It’s taken me a few days to wrap my head around India so I’m going to take a deep breath and begin. We flew into New Delhi from Rome. Our takeoff had been delayed for 3 hours due to Delhi’s “fog” and as our plane descended, visibility was really poor with a veil of yellow hanging over the city. Clearing passport control, we greeted our guide, grabbed our luggage and headed outside.
I expected it to be humid but it was cool and pleasant, however that doesn’t begin to describe the air quality which was chokingly thick smog flavored with exhaust and wood fire smoke. Leaving the airport, the traffic stopped almost immediately and it was bumper to bumper, blaring horns all the way to the hotel. Rawboned women in ragged sari’s stood at our car windows, tapping on them and begging for food or money. This was a tough introduction to what is perhaps the most beautiful, spiritual and friendly country in the world.
The next morning we saw the sights of New Delhi. It was built by the British over a twenty year span from 1911 to 1931. It is the location where India gained it’s independence in 1947 and where Mahatma Gandhi was assassinated in 1948. It now serves as the nation’s capital. We visited the India Arch, government buildings and universities. We went to where Gandhi spent the last days of his life, fasting and spinning thread in his little room. Around New Delhi monkeys were everywhere, large ferocious monkeys and we were told not to make eye contact or they might cause us serious injuries.
As the day wore on we moved to the older section of town simply called Delhi. Delhi has a rich history with the narrow streets, stalls, shops, and deep stacked buildings you’d expect to find in an old city. In many ways Delhi is reminiscent of Fes in Morocco, but Delhi is so much more lively. The people are friendly and this is where I learned my first lesson. I began to understand that the Indian soul is a joyous soul.
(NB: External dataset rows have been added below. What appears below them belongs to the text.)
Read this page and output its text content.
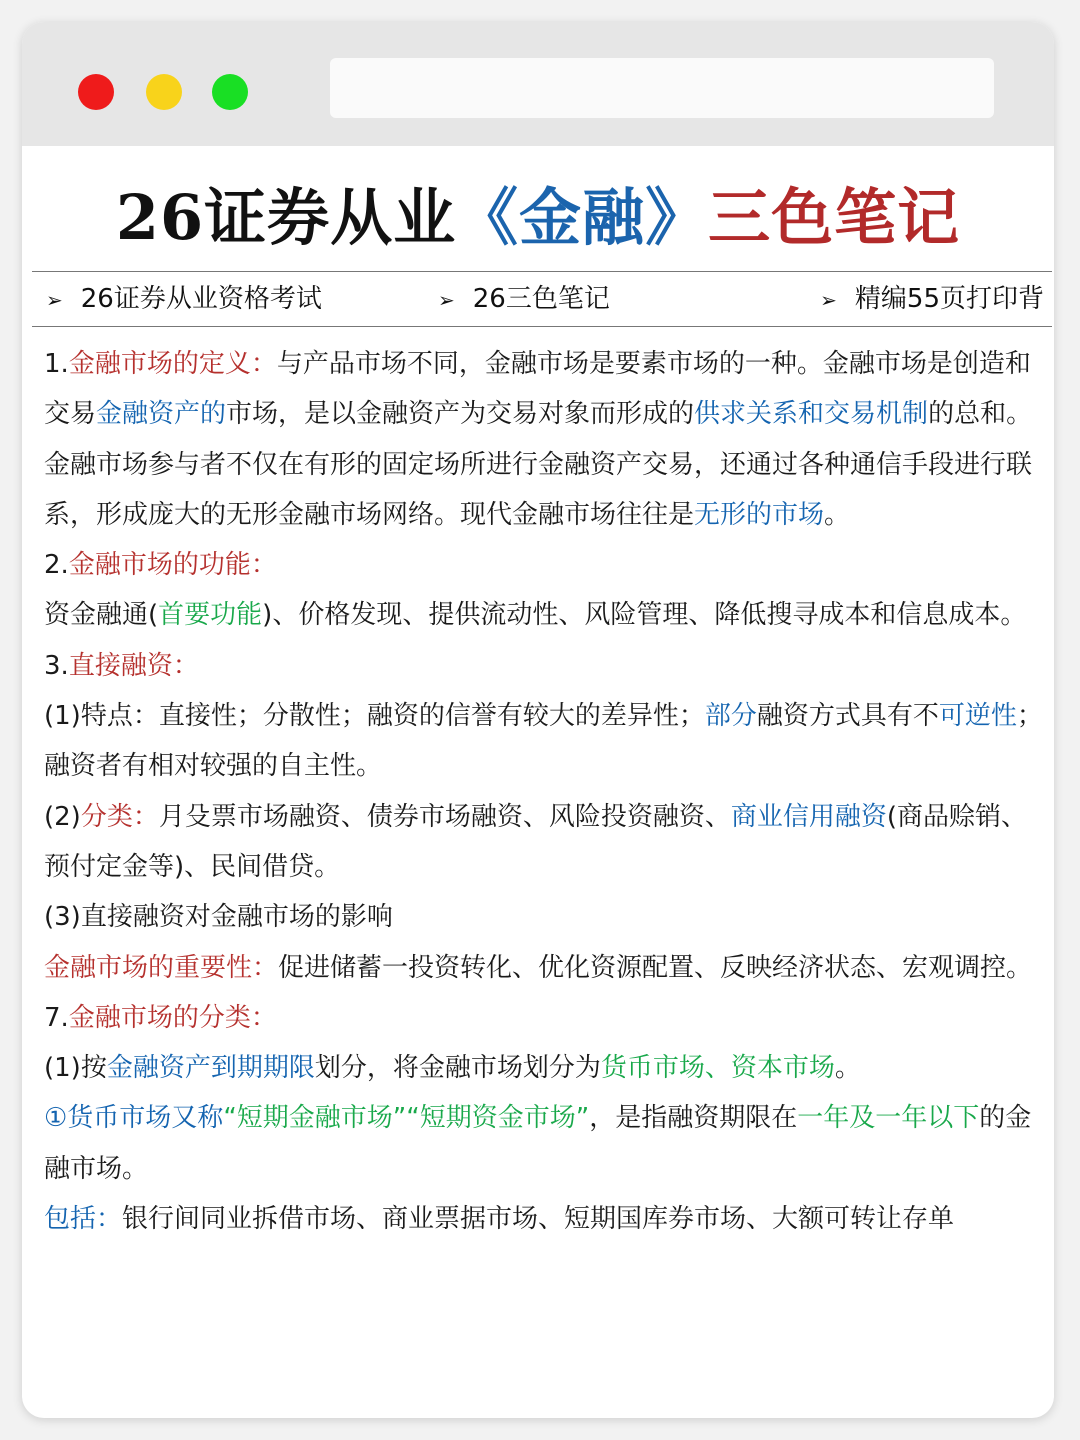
26证券从业《金融》三色笔记
➢ 26证券从业资格考试	➢ 26三色笔记	➢ 精编55页打印背

1.金融市场的定义：与产品市场不同，金融市场是要素市场的一种。金融市场是创造和交易金融资产的市场，是以金融资产为交易对象而形成的供求关系和交易机制的总和。金融市场参与者不仅在有形的固定场所进行金融资产交易，还通过各种通信手段进行联系，形成庞大的无形金融市场网络。现代金融市场往往是无形的市场。

2.金融市场的功能：

资金融通(首要功能)、价格发现、提供流动性、风险管理、降低搜寻成本和信息成本。

3.直接融资：

(1)特点：直接性；分散性；融资的信誉有较大的差异性；部分融资方式具有不可逆性；融资者有相对较强的自主性。

(2)分类：月殳票市场融资、债券市场融资、风险投资融资、商业信用融资(商品赊销、预付定金等)、民间借贷。

(3)直接融资对金融市场的影响

金融市场的重要性：促进储蓄一投资转化、优化资源配置、反映经济状态、宏观调控。

7.金融市场的分类：

(1)按金融资产到期期限划分，将金融市场划分为货币市场、资本市场。

①货币市场又称“短期金融市场”“短期资金市场”，是指融资期限在一年及一年以下的金融市场。

包括：银行间同业拆借市场、商业票据市场、短期国库券市场、大额可转让存单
We traveled through the old market in bicycle rickshaws which was a great time and allowed us to see much more of the district than we could have on foot. We stopped at the spice market and it was bristling with activity. Spices hung heavily in the air, some people had cloth masks covering their nose and mouth, probably a good idea. We climbed, explored, chatted and photographed. We’ve been to so many city markets, spice markets and bazars that we’ve lost count. None of them have left so remarkable an impression on us as the one in Delhi.